How to profit from real estate investments in a soft and declining real estate market

house bubble

Three years ago real estate investing was hot. Today, many people act as if the opportunity has passed. I contend that the opposite is true. In the past, as a mortgage banker focused on originating mortgages for investment properties, I started listening to and learning from my real estate investor clients and noticed two categories of real estate investors: real investors and blind investors.

Real Investors have the following in common:

  • Profiting when they buy. Rather than believing an entire market is hot or cold, a real investor knows that the purchase price is what dictates the return on the investment. You can look in any real estate market to see property values and rental rates. Those are things the investor doesn’t control. The investor does control what he is willing to pay for a property, and that’s how a real investor knows what his return on investment will be before buying the property.
  • Investing for income. Real investors buy assets because they produce income. What a property is selling for doesn’t even matter if you can achieve a good return on investment from the property’s cash flow. A real investor might pay full asking price for a property, possibly even above the selling prices for comparable properties, if he is able to achieve a good return on investment through rental income.
  • Taking advantage of market cycles. Rather than expecting to buy low and sell high in a short period of time, a real investor often buys real estate when the entire market is cheap and sells many years later when the entire market is overpriced.

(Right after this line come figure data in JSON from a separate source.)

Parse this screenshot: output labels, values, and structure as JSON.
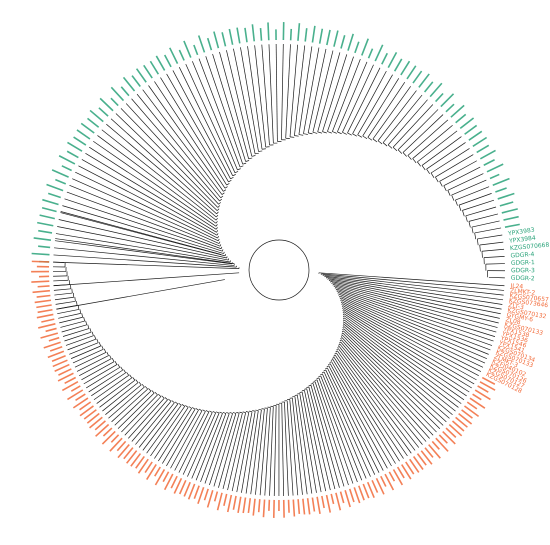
{
  "chart_data": {
    "type": "circular-phylogenetic-tree",
    "clade_colors": {
      "green_clade": "#2aa37a",
      "orange_clade": "#f26b3a",
      "branches": "#1a1a1a"
    },
    "clades": [
      {
        "name": "green",
        "color": "#2aa37a",
        "tip_count": 100,
        "readable_tips": [
          "GDGR-2",
          "GDGR-3",
          "GDGR-1",
          "GDGR-4",
          "KZGS070668",
          "YPX3984",
          "YPX3983"
        ]
      },
      {
        "name": "orange",
        "color": "#f26b3a",
        "tip_count": 150,
        "readable_tips": [
          "JL24",
          "ZLMKT-2",
          "KZGS070657",
          "KZGS073646",
          "ZLT-3",
          "KZGS070132",
          "GYGMY-6",
          "ZL08",
          "KZGS070133",
          "YPX1538",
          "YPX1536",
          "YPX1546",
          "YPX1541",
          "KZGS070134",
          "KZGS070133",
          "ZLMKT-3",
          "KZFJ040102",
          "KZGS070126",
          "KZGS070127",
          "KZGS070128"
        ]
      }
    ]
  }
}
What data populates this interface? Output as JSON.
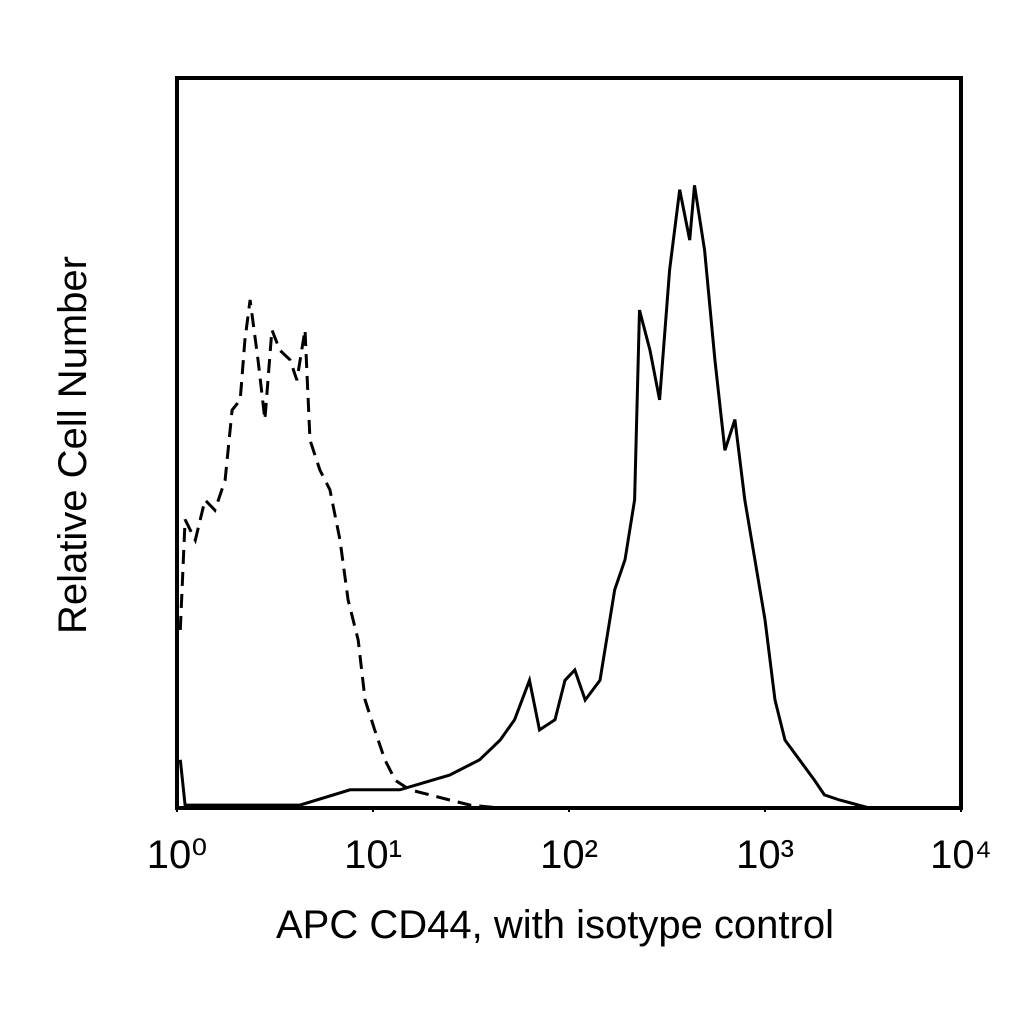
{
  "chart_data": {
    "type": "line",
    "xlabel": "APC CD44, with isotype control",
    "ylabel": "Relative Cell Number",
    "xscale": "log",
    "xlim": [
      1,
      10000
    ],
    "xticks": [
      {
        "value": 1,
        "label": "10⁰"
      },
      {
        "value": 10,
        "label": "10¹"
      },
      {
        "value": 100,
        "label": "10²"
      },
      {
        "value": 1000,
        "label": "10³"
      },
      {
        "value": 10000,
        "label": "10⁴"
      }
    ],
    "ylim": [
      0,
      100
    ],
    "series": [
      {
        "color": "#000000",
        "style": "dashed",
        "x": [
          1.04,
          1.1,
          1.24,
          1.39,
          1.56,
          1.76,
          1.91,
          2.1,
          2.22,
          2.36,
          2.59,
          2.81,
          3.05,
          3.35,
          3.77,
          4.09,
          4.5,
          4.77,
          5.36,
          6.03,
          6.79,
          7.46,
          8.4,
          9.11,
          10.2,
          11.5,
          13.0,
          15.4,
          19.5,
          24.6,
          31.3,
          44.5
        ],
        "values": [
          24.4,
          39.5,
          36.7,
          42.2,
          40.8,
          44.9,
          54.5,
          55.9,
          64.1,
          69.6,
          61.4,
          53.2,
          65.5,
          62.7,
          61.4,
          58.6,
          65.5,
          50.4,
          46.3,
          43.6,
          36.7,
          28.5,
          23.0,
          14.8,
          10.7,
          6.6,
          3.8,
          2.5,
          1.8,
          1.1,
          0.4,
          0
        ]
      },
      {
        "color": "#000000",
        "style": "solid",
        "x": [
          1.04,
          1.1,
          4.24,
          7.64,
          13.7,
          24.6,
          35.0,
          44.5,
          52.8,
          62.9,
          70.7,
          84.8,
          95.4,
          107,
          121,
          144,
          171,
          193,
          216,
          229,
          259,
          290,
          326,
          367,
          413,
          437,
          492,
          555,
          624,
          702,
          789,
          888,
          1000,
          1125,
          1265,
          1500,
          1788,
          2010,
          2400,
          3400
        ],
        "values": [
          6.6,
          0.4,
          0.4,
          2.5,
          2.5,
          4.5,
          6.6,
          9.3,
          12.1,
          17.5,
          10.7,
          12.1,
          17.5,
          18.9,
          14.8,
          17.5,
          29.9,
          34.0,
          42.2,
          68.2,
          62.7,
          55.9,
          73.7,
          84.7,
          77.8,
          85.3,
          76.4,
          61.4,
          49.0,
          53.2,
          42.2,
          34.0,
          25.8,
          14.8,
          9.3,
          6.6,
          3.8,
          1.8,
          1.1,
          0
        ]
      }
    ]
  }
}
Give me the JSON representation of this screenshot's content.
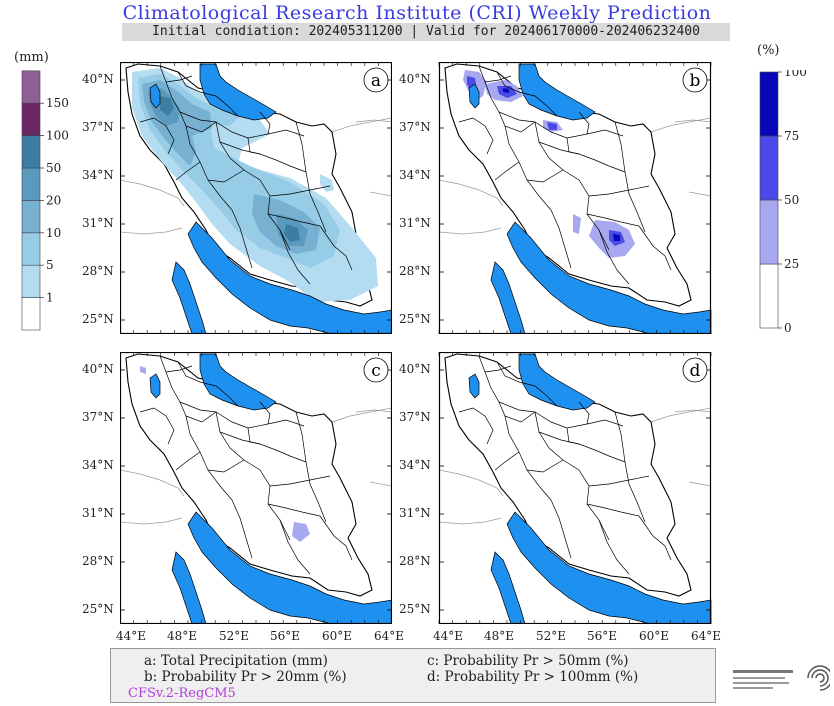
{
  "header": {
    "title": "Climatological Research Institute (CRI) Weekly Prediction",
    "subtitle": "Initial condiation: 202405311200 | Valid for 202406170000-202406232400"
  },
  "left_colorbar": {
    "unit": "(mm)",
    "levels": [
      "1",
      "5",
      "10",
      "20",
      "50",
      "100",
      "150"
    ],
    "colors": [
      "#ffffff",
      "#b4dcf0",
      "#96cce6",
      "#78b0d2",
      "#5a9abe",
      "#3c7ea2",
      "#6a2866",
      "#8e5e96"
    ]
  },
  "right_colorbar": {
    "unit": "(%)",
    "levels": [
      "0",
      "25",
      "50",
      "75",
      "100"
    ],
    "colors": [
      "#ffffff",
      "#a8a8f0",
      "#4a4ae8",
      "#0808b8"
    ]
  },
  "panels": [
    {
      "letter": "a"
    },
    {
      "letter": "b"
    },
    {
      "letter": "c"
    },
    {
      "letter": "d"
    }
  ],
  "axes": {
    "lat_ticks": [
      "40°N",
      "37°N",
      "34°N",
      "31°N",
      "28°N",
      "25°N"
    ],
    "lon_ticks": [
      "44°E",
      "48°E",
      "52°E",
      "56°E",
      "60°E",
      "64°E"
    ]
  },
  "legend": {
    "a": "a: Total Precipitation (mm)",
    "b": "b: Probability Pr > 20mm (%)",
    "c": "c: Probability Pr > 50mm (%)",
    "d": "d: Probability Pr > 100mm (%)",
    "model": "CFSv.2-RegCM5"
  },
  "colors": {
    "sea": "#1e90f0",
    "border": "#000000",
    "title": "#3a3ae0",
    "model_label": "#b040d8"
  }
}
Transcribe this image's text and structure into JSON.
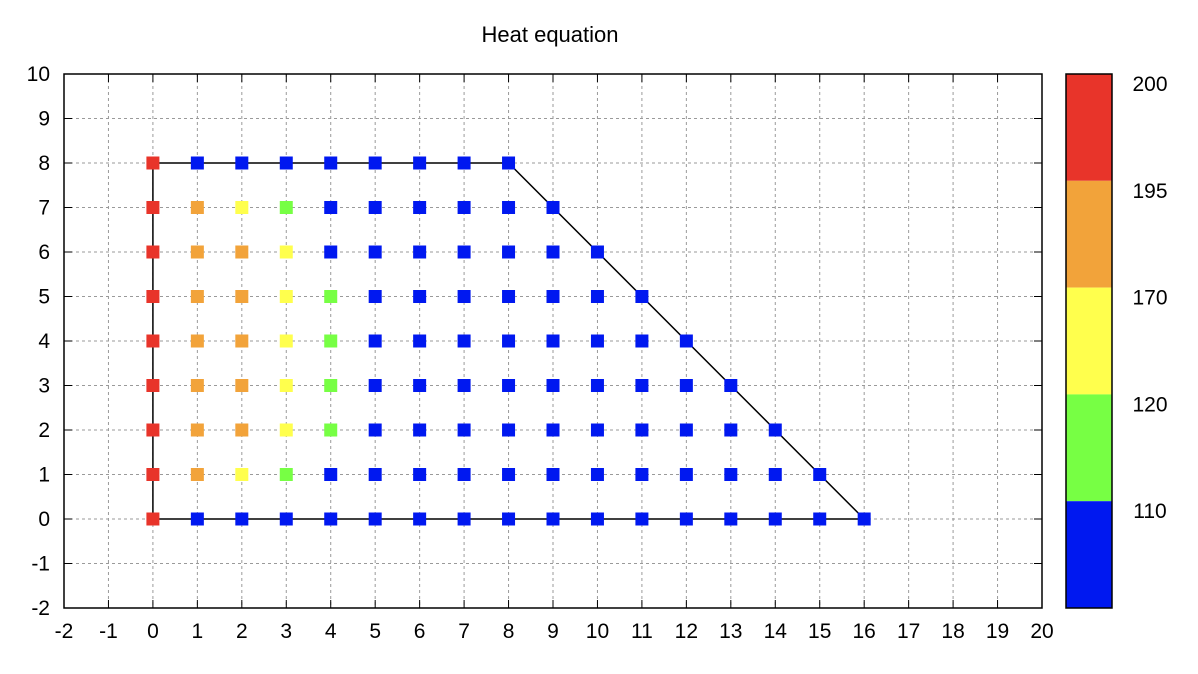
{
  "chart_data": {
    "type": "scatter",
    "title": "Heat equation",
    "xlabel": "",
    "ylabel": "",
    "xlim": [
      -2,
      20
    ],
    "ylim": [
      -2,
      10
    ],
    "x_ticks": [
      "-2",
      "-1",
      "0",
      "1",
      "2",
      "3",
      "4",
      "5",
      "6",
      "7",
      "8",
      "9",
      "10",
      "11",
      "12",
      "13",
      "14",
      "15",
      "16",
      "17",
      "18",
      "19",
      "20"
    ],
    "y_ticks": [
      "-2",
      "-1",
      "0",
      "1",
      "2",
      "3",
      "4",
      "5",
      "6",
      "7",
      "8",
      "9",
      "10"
    ],
    "grid": true,
    "boundary": [
      [
        0,
        0
      ],
      [
        16,
        0
      ],
      [
        8,
        8
      ],
      [
        0,
        8
      ],
      [
        0,
        0
      ]
    ],
    "colorbar": {
      "position": "right",
      "bands": [
        {
          "label": "200",
          "color": "#e8342a"
        },
        {
          "label": "195",
          "color": "#f2a33a"
        },
        {
          "label": "170",
          "color": "#ffff4d"
        },
        {
          "label": "120",
          "color": "#77ff44"
        },
        {
          "label": "110",
          "color": "#0018f0"
        }
      ]
    },
    "point_colors": {
      "red": "#e8342a",
      "orange": "#f2a33a",
      "yellow": "#ffff4d",
      "green": "#77ff44",
      "blue": "#0018f0"
    },
    "rows": [
      {
        "y": 8,
        "cells": [
          "red",
          "blue",
          "blue",
          "blue",
          "blue",
          "blue",
          "blue",
          "blue",
          "blue"
        ]
      },
      {
        "y": 7,
        "cells": [
          "red",
          "orange",
          "yellow",
          "green",
          "blue",
          "blue",
          "blue",
          "blue",
          "blue",
          "blue"
        ]
      },
      {
        "y": 6,
        "cells": [
          "red",
          "orange",
          "orange",
          "yellow",
          "blue",
          "blue",
          "blue",
          "blue",
          "blue",
          "blue",
          "blue"
        ]
      },
      {
        "y": 5,
        "cells": [
          "red",
          "orange",
          "orange",
          "yellow",
          "green",
          "blue",
          "blue",
          "blue",
          "blue",
          "blue",
          "blue",
          "blue"
        ]
      },
      {
        "y": 4,
        "cells": [
          "red",
          "orange",
          "orange",
          "yellow",
          "green",
          "blue",
          "blue",
          "blue",
          "blue",
          "blue",
          "blue",
          "blue",
          "blue"
        ]
      },
      {
        "y": 3,
        "cells": [
          "red",
          "orange",
          "orange",
          "yellow",
          "green",
          "blue",
          "blue",
          "blue",
          "blue",
          "blue",
          "blue",
          "blue",
          "blue",
          "blue"
        ]
      },
      {
        "y": 2,
        "cells": [
          "red",
          "orange",
          "orange",
          "yellow",
          "green",
          "blue",
          "blue",
          "blue",
          "blue",
          "blue",
          "blue",
          "blue",
          "blue",
          "blue",
          "blue"
        ]
      },
      {
        "y": 1,
        "cells": [
          "red",
          "orange",
          "yellow",
          "green",
          "blue",
          "blue",
          "blue",
          "blue",
          "blue",
          "blue",
          "blue",
          "blue",
          "blue",
          "blue",
          "blue",
          "blue"
        ]
      },
      {
        "y": 0,
        "cells": [
          "red",
          "blue",
          "blue",
          "blue",
          "blue",
          "blue",
          "blue",
          "blue",
          "blue",
          "blue",
          "blue",
          "blue",
          "blue",
          "blue",
          "blue",
          "blue",
          "blue"
        ]
      }
    ]
  }
}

Blind Investors have the following in common:

  • Focusing on selling for profit. Blind investors will buy any piece of real estate when they believe real estate is hot. If prices are rapidly increasing, a blind investor just hopes that the trend will continue without understanding it. Hope is not a strategy.
  • Investing primarily for appreciation/gains. Blind investors don’t want to own assets; they want to trade assets. They want to buy low and sell high. Buying low and selling high can be a good thing, but it’s not always easily achievable, especially in short periods of time.
  • Being on the losing end of market cycles. A real estate market can become overpriced if too many people are buying properties (especially if for the wrong reasons), and this is often the point at which blind investors choose to join the fun and start buying. Then once real estate prices start correcting downward, blind investors will sell in a panic bringing prices even lower, which creates extraordinary buying opportunities for real investors.